A mortality signal is sent automatically when the collar has not moved for 12 hours.

The mortality signal was emanating from a shelterbelt on private property.

Wildlife biologists in British Columbia assumed the cat had been shot and asked a FWP biologist in Great Falls to check the shelterbelt.

There was no sign of the cougar.

“So we think she just took a very long nap and her collar went into this mortality mode,” Stent said.

On Aug. 3, Sandy was on the move again, retracing her footsteps west until she hit the mountains near the Deep Canyon Guest Ranch northwest of Choteau.

Then the lion took a big turn south before traveling east toward Helena and then east of the capital city.

“And that’s where she is today,” Stent said this week.

Based on GPS signals, the cat is moving moving back and forth in the same area of the Missouri River, an indication she may establishing a home range.
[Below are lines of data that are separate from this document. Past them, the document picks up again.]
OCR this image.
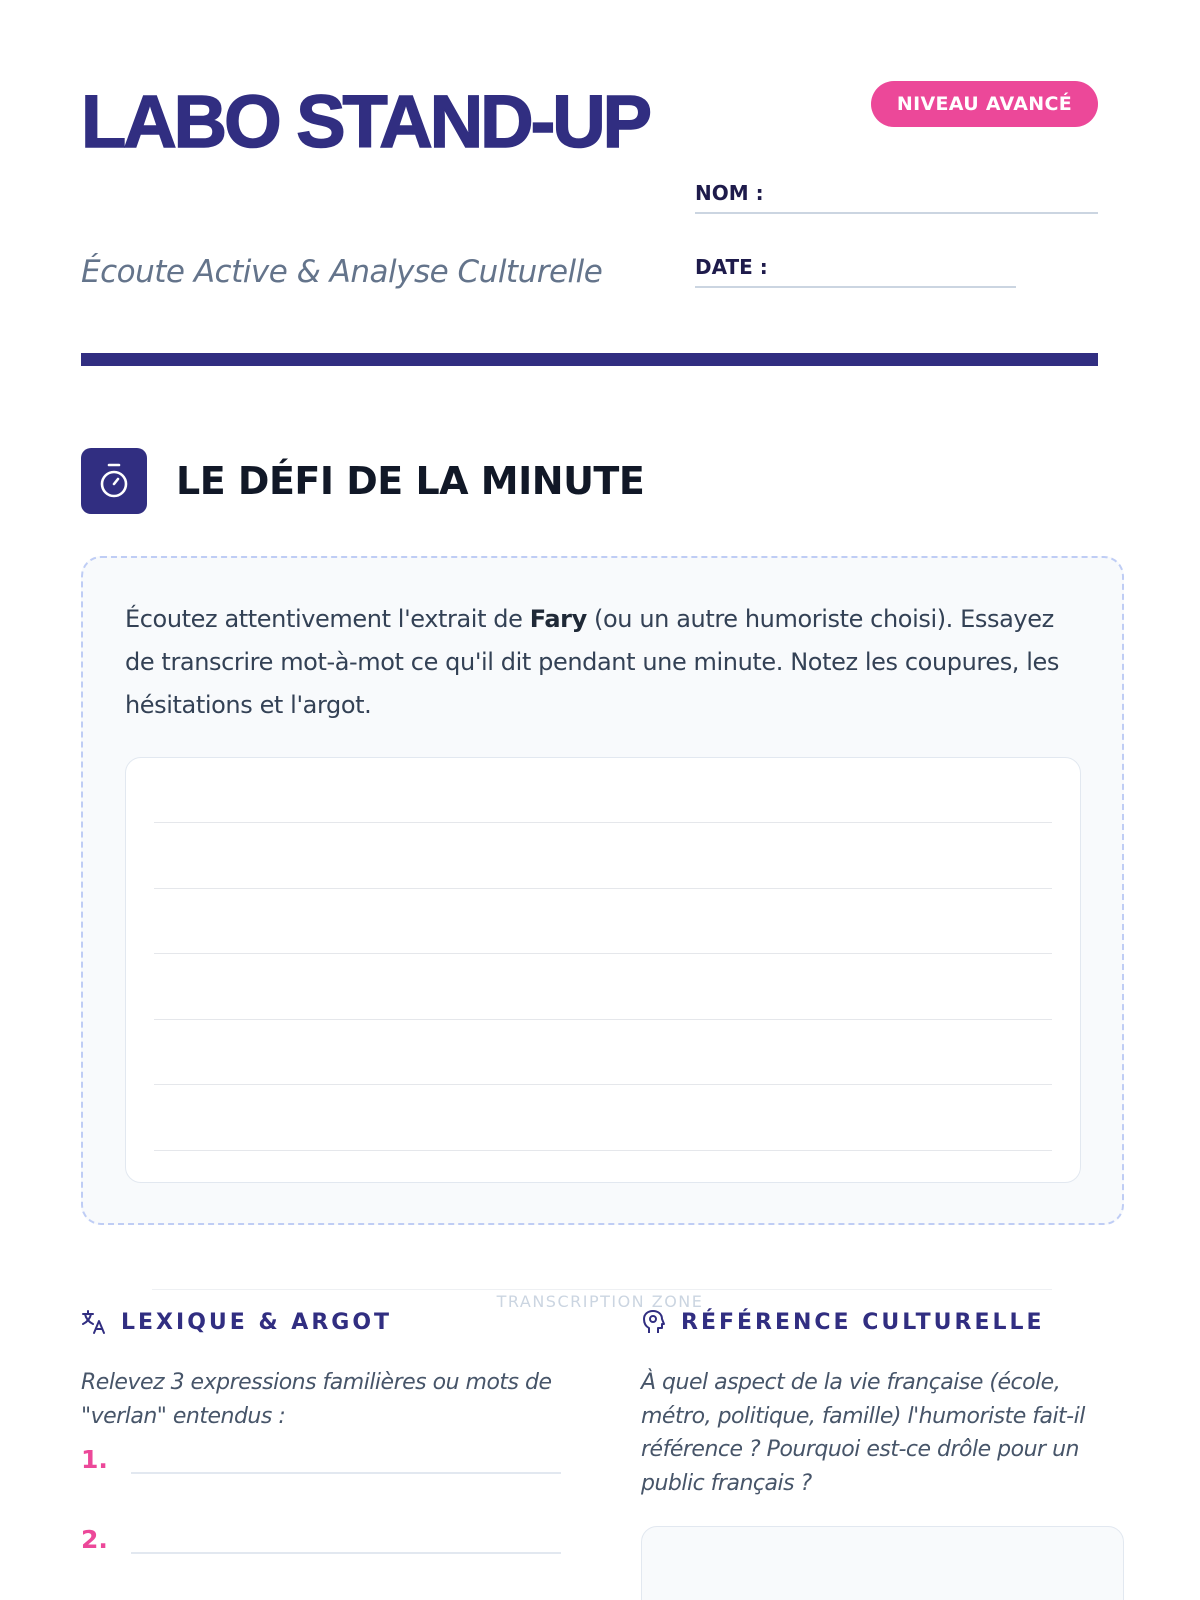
LABO STAND-UP
Écoute Active & Analyse Culturelle
NIVEAU AVANCÉ
NOM :
DATE :
LE DÉFI DE LA MINUTE

Écoutez attentivement l'extrait de Fary (ou un autre humoriste choisi). Essayez de transcrire mot-à-mot ce qu'il dit pendant une minute. Notez les coupures, les hésitations et l'argot.

TRANSCRIPTION ZONE
LEXIQUE & ARGOT

Relevez 3 expressions familières ou mots de "verlan" entendus :

1.
2.
RÉFÉRENCE CULTURELLE

À quel aspect de la vie française (école, métro, politique, famille) l'humoriste fait-il référence ? Pourquoi est-ce drôle pour un public français ?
“She seems pretty established,” Stent said.

As a crow flies, the distance between the location the lion was collared in Canada and where she is now is 300 miles.
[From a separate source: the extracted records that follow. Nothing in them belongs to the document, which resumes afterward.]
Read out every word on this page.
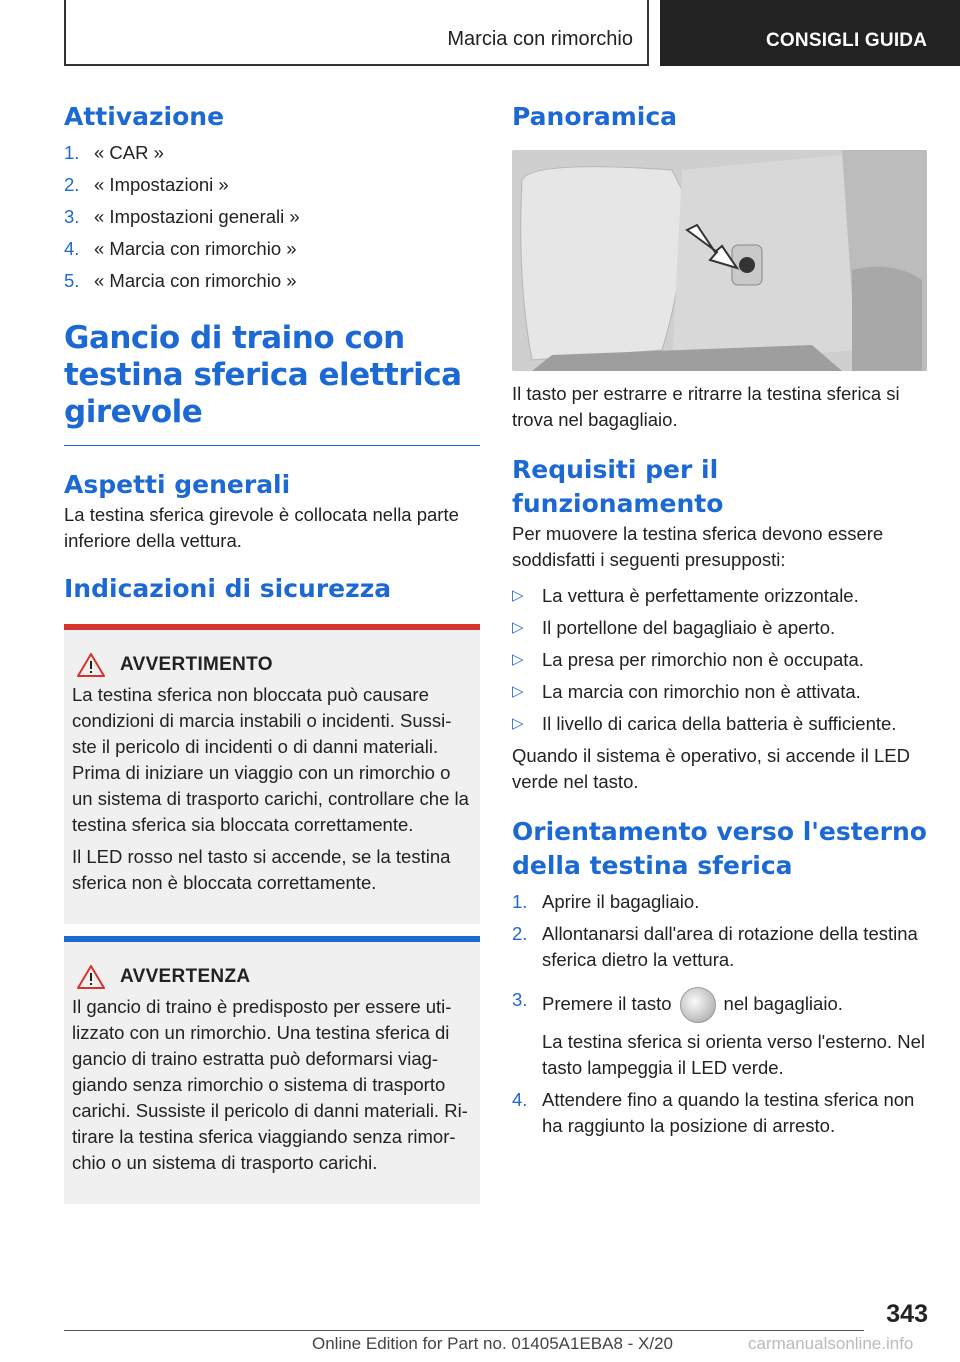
Marcia con rimorchio	CONSIGLI GUIDA
Attivazione
1. « CAR »
2. « Impostazioni »
3. « Impostazioni generali »
4. « Marcia con rimorchio »
5. « Marcia con rimorchio »
Gancio di traino con testina sferica elettrica girevole
Aspetti generali

La testina sferica girevole è collocata nella parte inferiore della vettura.

Indicazioni di sicurezza
AVVERTIMENTO

La testina sferica non bloccata può causare condizioni di marcia instabili o incidenti. Sussi-ste il pericolo di incidenti o di danni materiali. Prima di iniziare un viaggio con un rimorchio o un sistema di trasporto carichi, controllare che la testina sferica sia bloccata correttamente.

Il LED rosso nel tasto si accende, se la testina sferica non è bloccata correttamente.

AVVERTENZA

Il gancio di traino è predisposto per essere uti-lizzato con un rimorchio. Una testina sferica di gancio di traino estratta può deformarsi viag-giando senza rimorchio o sistema di trasporto carichi. Sussiste il pericolo di danni materiali. Ri-tirare la testina sferica viaggiando senza rimor-chio o un sistema di trasporto carichi.

Panoramica

Il tasto per estrarre e ritrarre la testina sferica si trova nel bagagliaio.

Requisiti per il funzionamento

Per muovere la testina sferica devono essere soddisfatti i seguenti presupposti:

▷ La vettura è perfettamente orizzontale.
▷ Il portellone del bagagliaio è aperto.
▷ La presa per rimorchio non è occupata.
▷ La marcia con rimorchio non è attivata.
▷ Il livello di carica della batteria è sufficiente.

Quando il sistema è operativo, si accende il LED verde nel tasto.

Orientamento verso l'esterno della testina sferica
1. Aprire il bagagliaio.
2. Allontanarsi dall'area di rotazione della testina sferica dietro la vettura.
3. Premere il tasto	nel bagagliaio.

La testina sferica si orienta verso l'esterno. Nel tasto lampeggia il LED verde.

4. Attendere fino a quando la testina sferica non ha raggiunto la posizione di arresto.
343
Online Edition for Part no. 01405A1EBA8 - X/20	carmanualsonline.info
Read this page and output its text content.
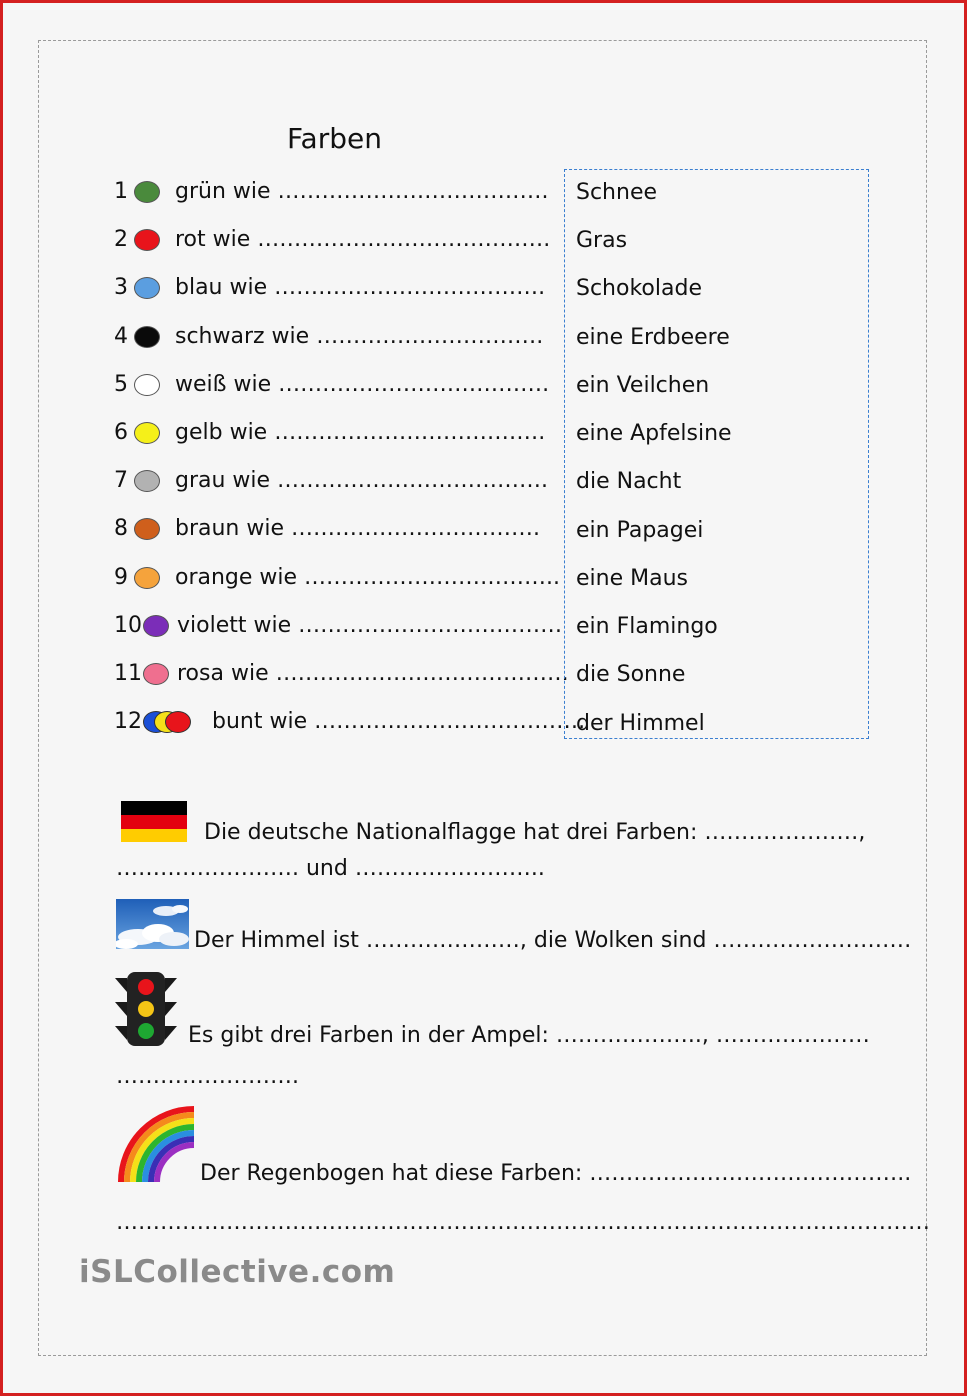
Farben
1 grün wie ……………………………….
2 rot wie ………………………………….
3 blau wie ……………………………….
4 schwarz wie ………………………….
5 weiß wie ……………………………….
6 gelb wie ……………………………….
7 grau wie ……………………………….
8 braun wie …………………………….
9 orange wie ……………………………..
10 violett wie ………………………………
11 rosa wie ………………………………….
12	bunt wie ……………………………….
Schnee
Gras
Schokolade
eine Erdbeere
ein Veilchen
eine Apfelsine
die Nacht
ein Papagei
eine Maus
ein Flamingo
die Sonne
der Himmel
Die deutsche Nationalflagge hat drei Farben: …………………,
……………………. und ……………………..
Der Himmel ist …………………, die Wolken sind ………………………
Es gibt drei Farben in der Ampel: ……………….., …………………
…………………….
Der Regenbogen hat diese Farben: ……………………………………..
…………………………………………………………………………………………………
iSLCollective.com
Including the jaunt east onto the plains, Sandy had actually traveled 450 miles.

“The only thing we can think of is she’s a young cat, and she’s just looking for her own territory,” Stent said of the surprising distance the cat moved.

It’s more common for males to travel long distances, Stent said.

Biologists are monitoring the mountain lion and watching where she’ll go next.

Montana’s lion population is estimated at 3,500 to 4,000, but that’s being updated in a statewide mountain lion management plan that Kolbe is writing. The plan, he said, will apply groundbreaking research that’s occurred in Montana on mountain lion ecology to management.

“It’s a rare movement,” FWP’s Kolbe said of the mountain lion’s trip from southeastern British Columbia to the Missouri River in Montana. “It’s by no means unprecedented.”

Other examples of lions traveling hundreds of miles, especially males, have been documented, including mountain lions in central Montana moving to the Dakotas and vice versa, he said.

“For example, we’re starting to see lions show up in eastern seaboard states, and they traveled a long ways to get there,” Kolbe said.

It turns out Sandy isn’t the only lion from the Cranbrook area to cross into the United States.

A second mountain lion, this one collared 80 miles north of Cranbrook near Invermere, is now in the Yaak River drainage in northwestern Montana, Stent said.

It didn’t travel as far as the cat now east of Helena. It’s also a female.